For computer science courses, this has created challenges for both professors and students regarding the acceptable limits of AI usage.
“I think AI can take away hundreds and thousands of hours of you slaving away trying to find that one bug in your code,” Schneider, who took CS 141 last year, said. “And why not? AI can find [bugs] within 10 minutes, and for me, it would take a team of 10 to do it.”
“In the short term it’s rough, because in these introductory courses, people are getting away with cheating,” he added. “[But] in the long term, if I’m trying to program a website, or a game, or something like that, having something that can take away hours of manual labor is extremely valuable.”
Some industries reflect an increased usage of AI generated code. According to a CNBC article, as much as 30 percent of Microsoft code is written by AI. At Meta, 65 percent of engineers are expected to write 75 percent of their code using AI, according to a Business Insider article.
According to Rogers, the CS department has been grappling with ensuring the building of foundational skills without leaving students unprepared to work with AI, since it’s now the industry standard. The skills required of software engineers and programmers are evolving to include more AI-assisted tasks, such as system design and higher-level problem solving.
“Every class is going to have a different take on this,” Rogers said. She added that some professors teaching upper-level CS classes allow for, or even encourage, AI usage depending on the subject matter and context: “I want my colleagues to be able to do that if they think that’s appropriate in their classes.”
For introductory courses, however, Rogers believes a “no AI policy” is still important. “In the foundational classes, we really think it gets in the way of students actually learning anything.”
Since the cheating incident that occurred in the fall quarter, students now face the department’s new efforts to curb AI usage; Hooey says lectures are now accompanied by a no-screen policy on top of the already established in-person, handwritten tests.
“I feel like that’s such a funny dichotomy,” Hooey said.
CS 141’s 2025–26 fall quarter incident marks the second year that AI-related cheating scandals have occurred in the course.

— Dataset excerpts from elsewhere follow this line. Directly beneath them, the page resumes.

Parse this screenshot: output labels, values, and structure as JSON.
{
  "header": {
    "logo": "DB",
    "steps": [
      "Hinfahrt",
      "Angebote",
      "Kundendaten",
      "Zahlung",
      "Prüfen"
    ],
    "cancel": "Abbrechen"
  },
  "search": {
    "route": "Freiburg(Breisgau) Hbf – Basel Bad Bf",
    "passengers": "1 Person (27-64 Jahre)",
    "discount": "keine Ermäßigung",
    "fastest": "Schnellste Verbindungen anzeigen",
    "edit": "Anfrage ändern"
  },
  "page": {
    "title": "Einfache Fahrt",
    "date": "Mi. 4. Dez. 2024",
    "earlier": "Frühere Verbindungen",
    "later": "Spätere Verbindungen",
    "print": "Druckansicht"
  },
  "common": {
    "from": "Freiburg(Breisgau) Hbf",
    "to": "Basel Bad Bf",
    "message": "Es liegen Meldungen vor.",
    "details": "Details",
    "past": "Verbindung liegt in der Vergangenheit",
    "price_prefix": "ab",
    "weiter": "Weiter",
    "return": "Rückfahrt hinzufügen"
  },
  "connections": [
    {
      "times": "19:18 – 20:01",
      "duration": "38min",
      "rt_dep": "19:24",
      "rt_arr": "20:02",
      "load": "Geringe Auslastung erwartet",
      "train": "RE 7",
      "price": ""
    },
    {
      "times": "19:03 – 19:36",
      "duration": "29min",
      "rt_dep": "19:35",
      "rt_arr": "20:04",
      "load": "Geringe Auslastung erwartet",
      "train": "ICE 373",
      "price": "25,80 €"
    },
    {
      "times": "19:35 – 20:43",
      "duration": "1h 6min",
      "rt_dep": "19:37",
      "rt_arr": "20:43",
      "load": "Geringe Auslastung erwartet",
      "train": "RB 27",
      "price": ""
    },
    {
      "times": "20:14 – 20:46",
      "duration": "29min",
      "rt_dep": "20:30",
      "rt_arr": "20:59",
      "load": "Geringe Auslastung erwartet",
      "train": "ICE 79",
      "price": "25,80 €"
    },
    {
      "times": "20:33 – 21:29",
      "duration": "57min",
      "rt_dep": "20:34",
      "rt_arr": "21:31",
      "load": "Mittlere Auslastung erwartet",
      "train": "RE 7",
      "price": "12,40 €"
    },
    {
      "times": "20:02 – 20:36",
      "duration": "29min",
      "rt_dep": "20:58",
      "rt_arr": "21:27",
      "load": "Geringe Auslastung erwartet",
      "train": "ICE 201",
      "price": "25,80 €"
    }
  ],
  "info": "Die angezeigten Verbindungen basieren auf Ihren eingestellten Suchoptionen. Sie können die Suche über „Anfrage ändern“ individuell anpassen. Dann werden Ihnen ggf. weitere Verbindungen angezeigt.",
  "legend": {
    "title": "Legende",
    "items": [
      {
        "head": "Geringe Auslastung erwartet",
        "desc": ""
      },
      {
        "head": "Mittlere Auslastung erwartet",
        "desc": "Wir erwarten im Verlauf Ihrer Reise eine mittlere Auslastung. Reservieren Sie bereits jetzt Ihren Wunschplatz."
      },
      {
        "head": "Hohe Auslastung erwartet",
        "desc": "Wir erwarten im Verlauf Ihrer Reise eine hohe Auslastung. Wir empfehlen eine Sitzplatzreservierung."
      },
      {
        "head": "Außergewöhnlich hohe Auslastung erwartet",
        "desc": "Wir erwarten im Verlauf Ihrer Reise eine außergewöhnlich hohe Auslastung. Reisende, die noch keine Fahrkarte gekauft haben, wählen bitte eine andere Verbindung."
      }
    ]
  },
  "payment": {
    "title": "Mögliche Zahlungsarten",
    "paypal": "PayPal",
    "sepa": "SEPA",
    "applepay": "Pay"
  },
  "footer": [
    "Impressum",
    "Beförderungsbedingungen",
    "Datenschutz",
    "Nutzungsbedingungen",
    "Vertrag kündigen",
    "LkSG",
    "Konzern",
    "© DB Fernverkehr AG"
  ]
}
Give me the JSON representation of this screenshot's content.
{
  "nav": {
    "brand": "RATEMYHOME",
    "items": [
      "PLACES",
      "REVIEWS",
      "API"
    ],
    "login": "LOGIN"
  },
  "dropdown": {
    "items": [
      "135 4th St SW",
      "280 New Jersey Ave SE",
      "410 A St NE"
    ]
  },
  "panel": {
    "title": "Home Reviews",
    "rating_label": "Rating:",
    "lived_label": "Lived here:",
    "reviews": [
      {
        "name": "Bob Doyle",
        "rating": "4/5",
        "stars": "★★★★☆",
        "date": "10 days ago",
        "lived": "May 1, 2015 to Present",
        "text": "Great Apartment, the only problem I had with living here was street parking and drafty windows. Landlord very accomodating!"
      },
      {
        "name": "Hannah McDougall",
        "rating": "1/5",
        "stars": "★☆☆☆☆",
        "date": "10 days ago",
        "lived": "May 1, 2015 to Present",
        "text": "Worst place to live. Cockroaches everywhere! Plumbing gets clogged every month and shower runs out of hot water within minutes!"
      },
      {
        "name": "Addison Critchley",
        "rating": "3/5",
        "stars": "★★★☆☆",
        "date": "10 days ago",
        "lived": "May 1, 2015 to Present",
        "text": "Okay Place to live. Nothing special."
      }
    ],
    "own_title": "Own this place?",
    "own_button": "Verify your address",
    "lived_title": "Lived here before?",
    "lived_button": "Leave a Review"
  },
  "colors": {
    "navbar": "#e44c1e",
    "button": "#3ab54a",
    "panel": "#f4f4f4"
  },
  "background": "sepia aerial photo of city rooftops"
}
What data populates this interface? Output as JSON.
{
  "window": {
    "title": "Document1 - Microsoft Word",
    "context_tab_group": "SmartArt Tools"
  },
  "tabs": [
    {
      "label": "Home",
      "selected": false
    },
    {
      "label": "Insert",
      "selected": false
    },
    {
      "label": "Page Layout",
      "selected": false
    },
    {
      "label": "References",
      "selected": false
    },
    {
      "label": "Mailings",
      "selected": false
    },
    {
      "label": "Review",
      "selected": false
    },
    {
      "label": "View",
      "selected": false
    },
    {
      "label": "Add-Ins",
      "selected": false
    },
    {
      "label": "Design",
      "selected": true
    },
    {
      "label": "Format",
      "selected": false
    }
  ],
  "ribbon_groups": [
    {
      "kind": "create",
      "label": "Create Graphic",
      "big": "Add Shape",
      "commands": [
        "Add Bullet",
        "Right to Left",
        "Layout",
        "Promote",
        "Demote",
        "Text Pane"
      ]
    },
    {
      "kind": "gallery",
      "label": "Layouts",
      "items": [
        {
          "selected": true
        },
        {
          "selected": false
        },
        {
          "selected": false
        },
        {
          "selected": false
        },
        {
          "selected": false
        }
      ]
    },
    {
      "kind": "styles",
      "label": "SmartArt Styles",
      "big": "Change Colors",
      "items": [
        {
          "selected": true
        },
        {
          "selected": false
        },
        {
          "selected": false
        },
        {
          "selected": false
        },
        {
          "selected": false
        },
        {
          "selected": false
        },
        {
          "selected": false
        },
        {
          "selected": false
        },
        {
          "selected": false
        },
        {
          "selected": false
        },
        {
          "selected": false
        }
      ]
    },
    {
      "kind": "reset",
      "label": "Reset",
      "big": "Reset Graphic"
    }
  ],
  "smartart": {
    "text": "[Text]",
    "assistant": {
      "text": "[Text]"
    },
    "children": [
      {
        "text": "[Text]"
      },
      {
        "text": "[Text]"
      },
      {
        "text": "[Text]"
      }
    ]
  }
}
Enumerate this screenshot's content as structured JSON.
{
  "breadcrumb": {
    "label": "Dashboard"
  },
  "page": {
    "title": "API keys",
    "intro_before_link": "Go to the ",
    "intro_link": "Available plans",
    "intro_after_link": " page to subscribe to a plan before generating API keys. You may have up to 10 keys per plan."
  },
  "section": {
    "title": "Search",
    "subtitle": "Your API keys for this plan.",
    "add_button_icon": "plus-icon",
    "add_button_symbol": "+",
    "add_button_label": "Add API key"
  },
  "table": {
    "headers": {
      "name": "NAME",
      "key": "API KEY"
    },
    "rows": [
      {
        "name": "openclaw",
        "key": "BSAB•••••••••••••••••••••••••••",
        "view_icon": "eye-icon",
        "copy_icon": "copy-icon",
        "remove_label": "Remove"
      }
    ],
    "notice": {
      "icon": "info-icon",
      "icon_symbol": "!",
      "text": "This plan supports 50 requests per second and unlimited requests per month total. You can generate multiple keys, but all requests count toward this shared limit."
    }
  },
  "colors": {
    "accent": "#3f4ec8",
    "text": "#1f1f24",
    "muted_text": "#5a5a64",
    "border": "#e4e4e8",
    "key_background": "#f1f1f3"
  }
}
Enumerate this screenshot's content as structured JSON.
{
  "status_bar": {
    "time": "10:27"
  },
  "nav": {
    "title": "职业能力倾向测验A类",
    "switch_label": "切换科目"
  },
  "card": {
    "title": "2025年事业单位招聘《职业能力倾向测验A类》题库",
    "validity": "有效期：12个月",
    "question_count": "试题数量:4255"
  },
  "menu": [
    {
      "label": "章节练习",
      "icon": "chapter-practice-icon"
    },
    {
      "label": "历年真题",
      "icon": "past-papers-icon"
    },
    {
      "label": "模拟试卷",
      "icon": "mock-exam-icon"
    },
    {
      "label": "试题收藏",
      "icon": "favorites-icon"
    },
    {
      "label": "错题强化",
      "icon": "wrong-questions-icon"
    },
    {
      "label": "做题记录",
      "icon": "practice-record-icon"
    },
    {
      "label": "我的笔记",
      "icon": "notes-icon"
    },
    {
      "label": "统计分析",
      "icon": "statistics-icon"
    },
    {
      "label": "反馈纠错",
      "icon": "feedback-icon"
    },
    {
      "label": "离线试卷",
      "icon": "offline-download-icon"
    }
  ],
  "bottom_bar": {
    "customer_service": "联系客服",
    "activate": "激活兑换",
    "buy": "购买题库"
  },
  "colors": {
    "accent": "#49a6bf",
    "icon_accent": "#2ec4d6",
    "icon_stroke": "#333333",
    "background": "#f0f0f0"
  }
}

The rapid changes that AI has introduced to the field of computer science has created a dilemma for students and staff campus wide. There is no consensus on the extent to which AI should or shouldn’t be used in the classroom to best train the next generation of computer scientists.
“If you let the kids use AI, then you’re turning out less qualified computer scientists, and then the name of the school is tarnished,” Materese said.
“I’d say they have a responsibility to [report students],” he added. “How they can do it without dogging the kids all the time, I don’t know.”